Forests as climate solutions

Forests — both managed and protected — have the potential to be powerful climate solutions. To keep global warming under 1.5 degrees Celsius, we need to protect intact forests, restore degraded forests, plant new forests and improve the ways that working forests are managed, according to the Intergovernmental Panel on Climate Change.

Climate-smart forestry increases resiliency and stores more carbon

In working forests, climate-smart forestry increases ecological resilience in the face of climate change and sequesters and stores more carbon over time compared to conventional practices.

The net effect of climate-smart forestry is to reduce greenhouse gas concentrations in the atmosphere and enhance the health of forests and the multiple values they deliver.

Climate-smart forestry also addresses issues of equity and climate justice, improving community well-being and respecting the rights of Indigenous Peoples.

There is a spectrum of forest management from more to less climate smart, not an either-or distinction. Climate-smart forestry generally entails ongoing improvements over conventional practices without a fixed end point, as understanding of climate adaptation and forest dynamics evolves. It also involves achieving additional climate benefits beyond minimum regulatory requirements.

The Climate Smart Wood Group has developed a working definition of climate-smart forestry that can be downloaded below. We welcome your comments.

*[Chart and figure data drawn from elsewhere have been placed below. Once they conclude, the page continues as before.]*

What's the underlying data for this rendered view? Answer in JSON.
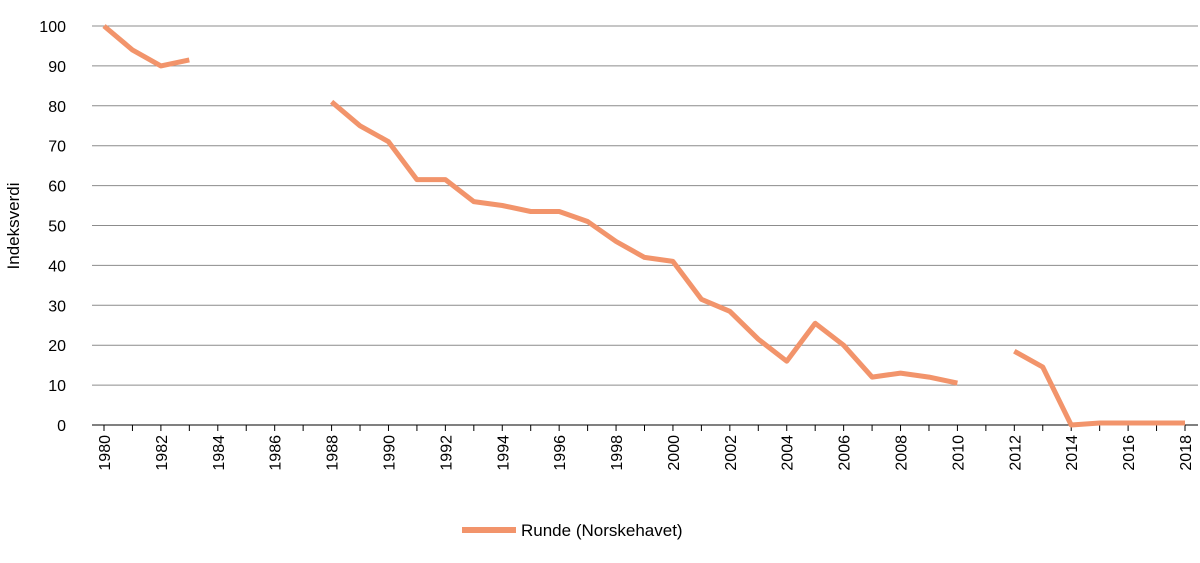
{
  "chart_data": {
    "type": "line",
    "title": "",
    "xlabel": "",
    "ylabel": "Indeksverdi",
    "ylim": [
      0,
      100
    ],
    "xlim": [
      1980,
      2018
    ],
    "y_ticks": [
      "0",
      "10",
      "20",
      "30",
      "40",
      "50",
      "60",
      "70",
      "80",
      "90",
      "100"
    ],
    "x_ticks": [
      "1980",
      "1982",
      "1984",
      "1986",
      "1988",
      "1990",
      "1992",
      "1994",
      "1996",
      "1998",
      "2000",
      "2002",
      "2004",
      "2006",
      "2008",
      "2010",
      "2012",
      "2014",
      "2016",
      "2018"
    ],
    "grid": "horizontal",
    "legend_position": "bottom",
    "series": [
      {
        "name": "Runde (Norskehavet)",
        "color": "#F2946B",
        "points": [
          [
            1980,
            100
          ],
          [
            1981,
            94
          ],
          [
            1982,
            90
          ],
          [
            1983,
            91.5
          ],
          [
            1984,
            null
          ],
          [
            1985,
            null
          ],
          [
            1986,
            null
          ],
          [
            1987,
            null
          ],
          [
            1988,
            81
          ],
          [
            1989,
            75
          ],
          [
            1990,
            71
          ],
          [
            1991,
            61.5
          ],
          [
            1992,
            61.5
          ],
          [
            1993,
            56
          ],
          [
            1994,
            55
          ],
          [
            1995,
            53.5
          ],
          [
            1996,
            53.5
          ],
          [
            1997,
            51
          ],
          [
            1998,
            46
          ],
          [
            1999,
            42
          ],
          [
            2000,
            41
          ],
          [
            2001,
            31.5
          ],
          [
            2002,
            28.5
          ],
          [
            2003,
            21.5
          ],
          [
            2004,
            16
          ],
          [
            2005,
            25.5
          ],
          [
            2006,
            20
          ],
          [
            2007,
            12
          ],
          [
            2008,
            13
          ],
          [
            2009,
            12
          ],
          [
            2010,
            10.5
          ],
          [
            2011,
            null
          ],
          [
            2012,
            18.5
          ],
          [
            2013,
            14.5
          ],
          [
            2014,
            0
          ],
          [
            2015,
            0.5
          ],
          [
            2016,
            0.5
          ],
          [
            2017,
            0.5
          ],
          [
            2018,
            0.5
          ]
        ]
      }
    ]
  }
}
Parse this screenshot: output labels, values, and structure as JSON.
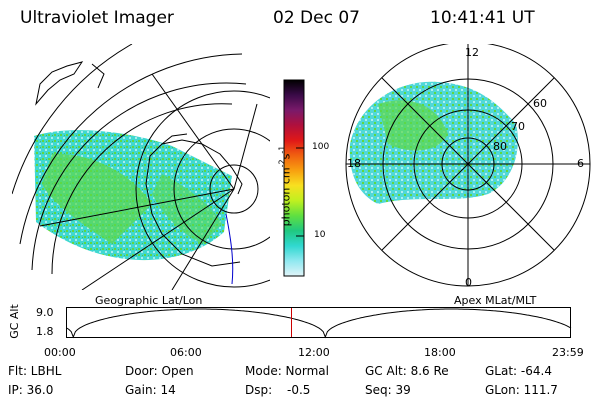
{
  "header": {
    "title": "Ultraviolet Imager",
    "date": "02 Dec 07",
    "time": "10:41:41 UT"
  },
  "panels": {
    "left_label": "Geographic Lat/Lon",
    "right_label": "Apex MLat/MLT",
    "polar_labels": {
      "top": "12",
      "bottom": "0",
      "left": "18",
      "right": "6",
      "lat60": "60",
      "lat70": "70",
      "lat80": "80"
    }
  },
  "colorbar": {
    "title": "photon cm",
    "exp1": "-2",
    "unit2": "s",
    "exp2": "-1",
    "tick_100": "100",
    "tick_10": "10",
    "scale": "log",
    "colors": [
      "#000000",
      "#3a0a48",
      "#7a1a6a",
      "#b0103c",
      "#e01818",
      "#f06010",
      "#f8a010",
      "#f8e020",
      "#c0f020",
      "#60e040",
      "#20c880",
      "#30d8d0",
      "#90e8f0",
      "#e0f4f8"
    ]
  },
  "altitude_plot": {
    "ylabel": "GC Alt",
    "y_top": "9.0",
    "y_bottom": "1.8",
    "x_ticks": [
      "00:00",
      "06:00",
      "12:00",
      "18:00",
      "23:59"
    ],
    "current_marker_hour": 10.69,
    "curve_color": "#000000",
    "marker_color": "#cc0000"
  },
  "info": {
    "row1": {
      "flt": "Flt: LBHL",
      "door": "Door: Open",
      "mode": "Mode: Normal",
      "gcalt": "GC Alt: 8.6 Re",
      "glat": "GLat: -64.4"
    },
    "row2": {
      "ip": "IP: 36.0",
      "gain": "Gain: 14",
      "dsp_label": "Dsp:",
      "dsp_value": "-0.5",
      "seq": "Seq: 39",
      "glon": "GLon: 111.7"
    }
  }
}
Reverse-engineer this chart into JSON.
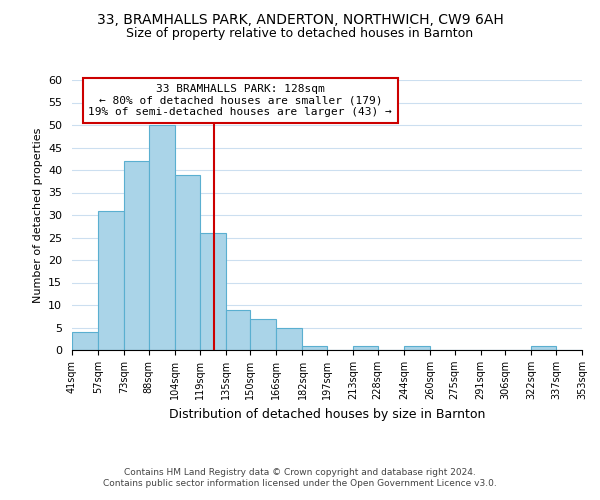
{
  "title": "33, BRAMHALLS PARK, ANDERTON, NORTHWICH, CW9 6AH",
  "subtitle": "Size of property relative to detached houses in Barnton",
  "xlabel": "Distribution of detached houses by size in Barnton",
  "ylabel": "Number of detached properties",
  "bar_edges": [
    41,
    57,
    73,
    88,
    104,
    119,
    135,
    150,
    166,
    182,
    197,
    213,
    228,
    244,
    260,
    275,
    291,
    306,
    322,
    337,
    353
  ],
  "bar_heights": [
    4,
    31,
    42,
    50,
    39,
    26,
    9,
    7,
    5,
    1,
    0,
    1,
    0,
    1,
    0,
    0,
    0,
    0,
    1,
    0
  ],
  "bar_color": "#aad4e8",
  "bar_edge_color": "#5aafd0",
  "property_line_x": 128,
  "property_line_color": "#cc0000",
  "annotation_text": "33 BRAMHALLS PARK: 128sqm\n← 80% of detached houses are smaller (179)\n19% of semi-detached houses are larger (43) →",
  "annotation_box_color": "#ffffff",
  "annotation_box_edge_color": "#cc0000",
  "ylim": [
    0,
    60
  ],
  "yticks": [
    0,
    5,
    10,
    15,
    20,
    25,
    30,
    35,
    40,
    45,
    50,
    55,
    60
  ],
  "tick_labels": [
    "41sqm",
    "57sqm",
    "73sqm",
    "88sqm",
    "104sqm",
    "119sqm",
    "135sqm",
    "150sqm",
    "166sqm",
    "182sqm",
    "197sqm",
    "213sqm",
    "228sqm",
    "244sqm",
    "260sqm",
    "275sqm",
    "291sqm",
    "306sqm",
    "322sqm",
    "337sqm",
    "353sqm"
  ],
  "footnote1": "Contains HM Land Registry data © Crown copyright and database right 2024.",
  "footnote2": "Contains public sector information licensed under the Open Government Licence v3.0.",
  "bg_color": "#ffffff",
  "grid_color": "#ccdff0"
}
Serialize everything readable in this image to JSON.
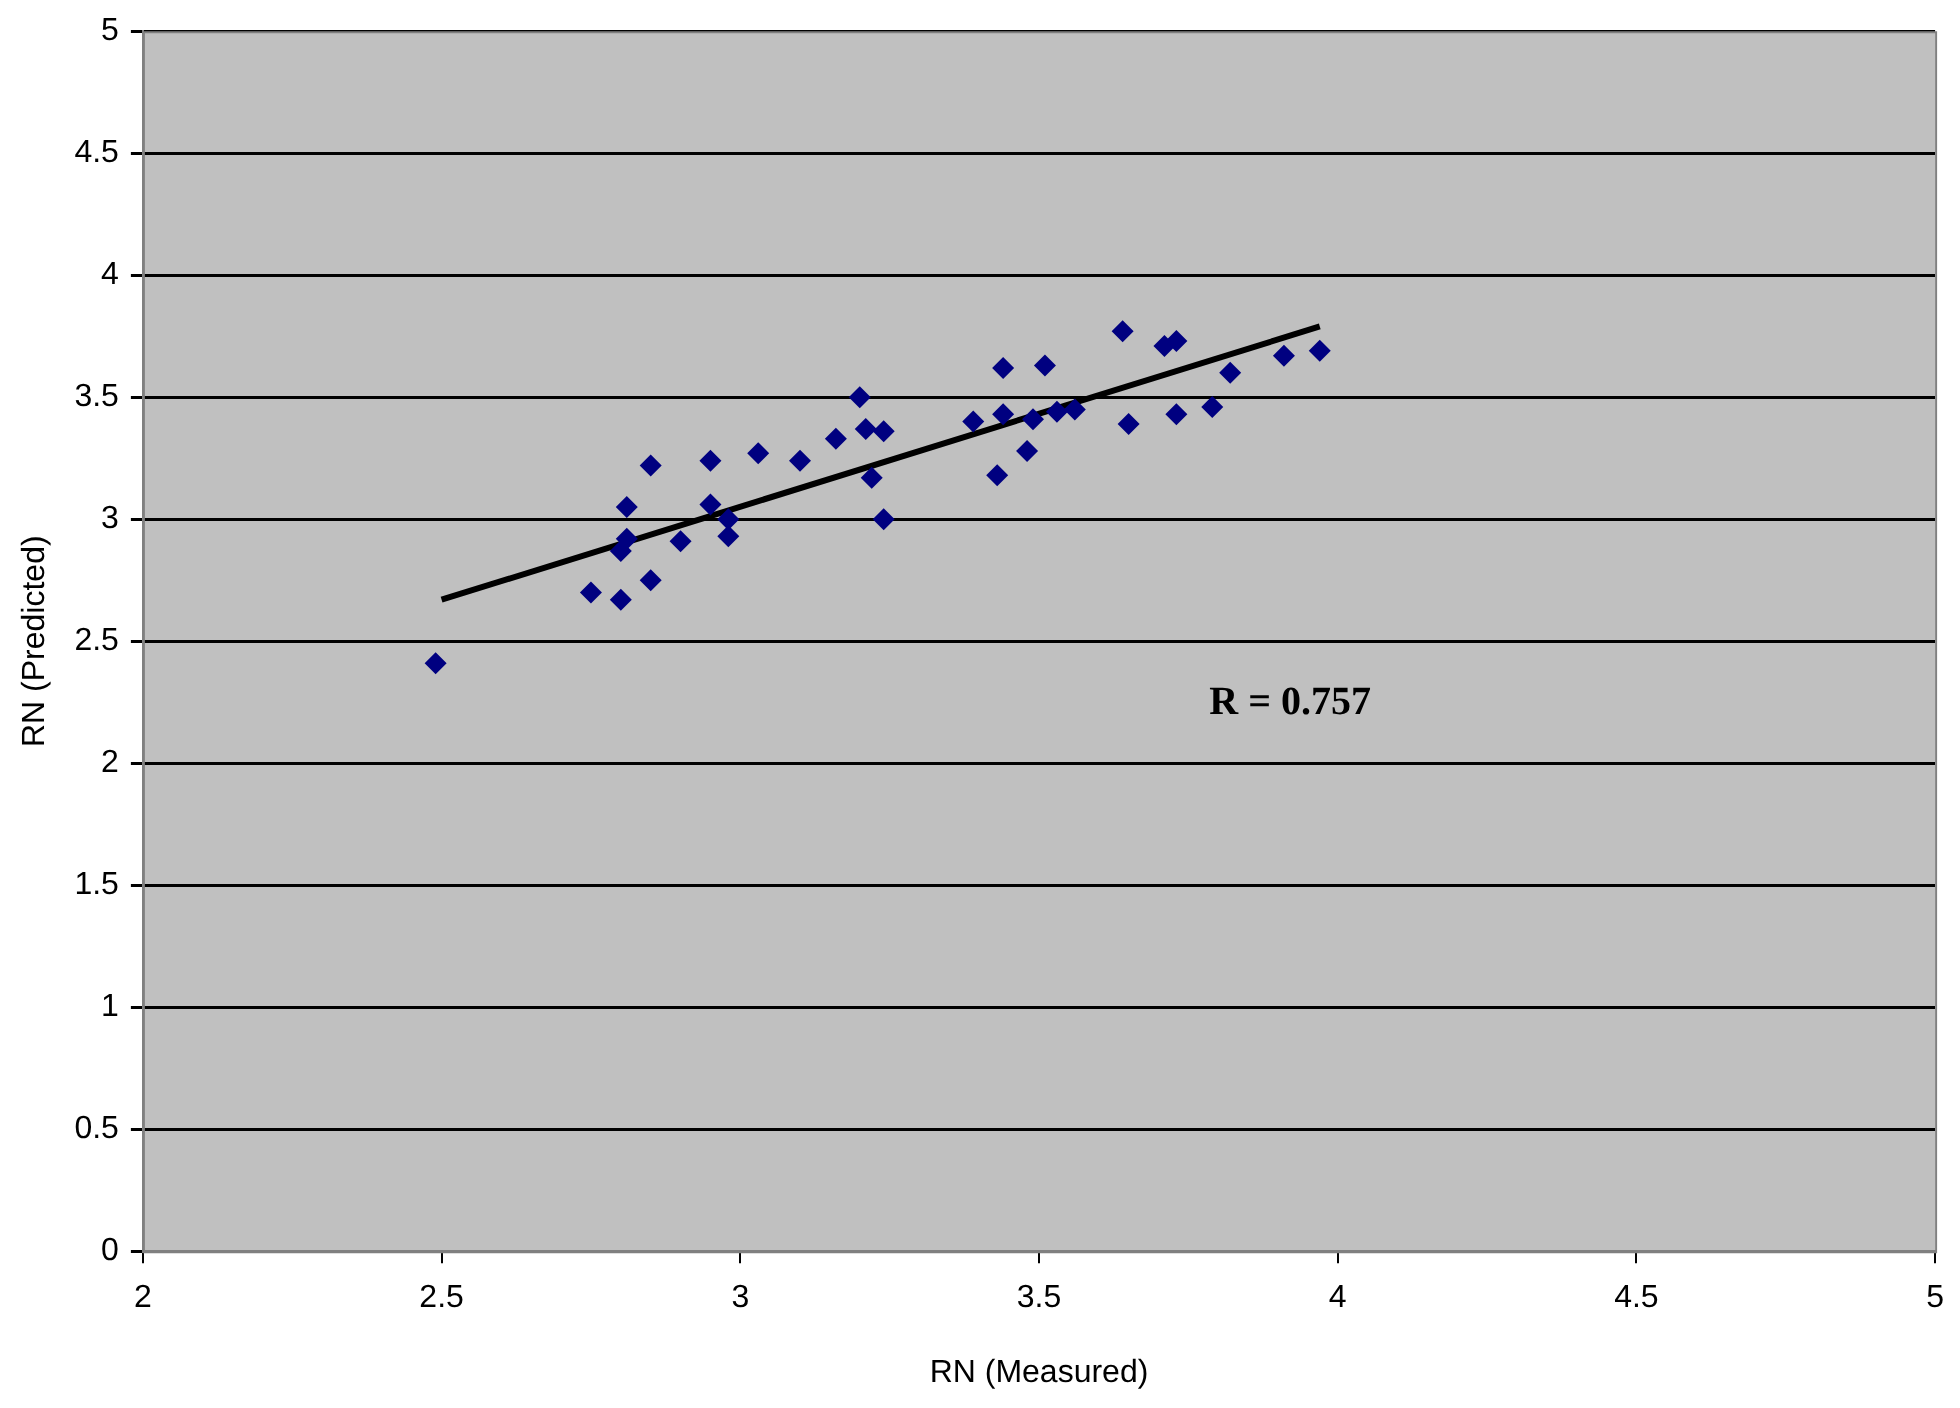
{
  "chart_data": {
    "type": "scatter",
    "xlabel": "RN (Measured)",
    "ylabel": "RN (Predicted)",
    "xlim": [
      2,
      5
    ],
    "xticks": [
      2,
      2.5,
      3,
      3.5,
      4,
      4.5,
      5
    ],
    "ylim": [
      0,
      5
    ],
    "yticks": [
      0,
      0.5,
      1,
      1.5,
      2,
      2.5,
      3,
      3.5,
      4,
      4.5,
      5
    ],
    "grid": "y",
    "marker": "diamond",
    "annotations": [
      "R = 0.757"
    ],
    "series": [
      {
        "type": "scatter",
        "color": "#000080",
        "x": [
          2.49,
          2.75,
          2.8,
          2.8,
          2.81,
          2.81,
          2.85,
          2.85,
          2.9,
          2.95,
          2.95,
          2.98,
          2.98,
          3.03,
          3.1,
          3.16,
          3.2,
          3.21,
          3.22,
          3.24,
          3.24,
          3.39,
          3.43,
          3.44,
          3.44,
          3.48,
          3.49,
          3.51,
          3.53,
          3.56,
          3.64,
          3.65,
          3.71,
          3.73,
          3.73,
          3.79,
          3.82,
          3.91,
          3.97
        ],
        "values": [
          2.41,
          2.7,
          2.67,
          2.87,
          2.92,
          3.05,
          2.75,
          3.22,
          2.91,
          3.24,
          3.06,
          2.93,
          3.0,
          3.27,
          3.24,
          3.33,
          3.5,
          3.37,
          3.17,
          3.36,
          3.0,
          3.4,
          3.18,
          3.43,
          3.62,
          3.28,
          3.41,
          3.63,
          3.44,
          3.45,
          3.77,
          3.39,
          3.71,
          3.73,
          3.43,
          3.46,
          3.6,
          3.67,
          3.69
        ]
      },
      {
        "type": "line",
        "color": "#000000",
        "marker": "none",
        "x": [
          2.5,
          3.97
        ],
        "values": [
          2.67,
          3.79
        ]
      }
    ]
  }
}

Climate-smart forestry is good for more than just the climate

Climate-smart forestry promotes a wide array of services and goods, including community well-being, local economic vitality, watershed protection, biodiversity, and production of wood and fiber.

The following practices are often associated with climate-smart forestry:

  • Reducing the average size of harvest openings, increasing live-tree retention, and lengthening harvest rotations;
  • Managing for a diversity of tree sizes, ages, and native species that make up multiple forest conditions and habitats;
  • Thinning unnaturally dense and fire-prone forest stands, and restoring the capacity to withstand natural disturbances using prescribed fire and other means;
  • Protecting water quality and aquatic habitat with ecologically appropriate buffers along streams and around wetlands;
  • Reducing greenhouse gas emissions and biodiversity impacts associated with forest management and the application of chemical fertilizers, herbicides, and pesticides;
  • Protecting high conservation value forests, including but not limited to old growth, and protecting and restoring habitat for imperiled, threatened and endangered species;
  • Understanding, respecting, and upholding the rights and sovereignty of tribal nations and Indigenous peoples through early and ongoing consultation and co-stewardship of cultural and natural resources2; and
  • Ensuring communities most impacted by forestry activities have a meaningful voice in decision-making and benefit equitably from the outputs derived from them.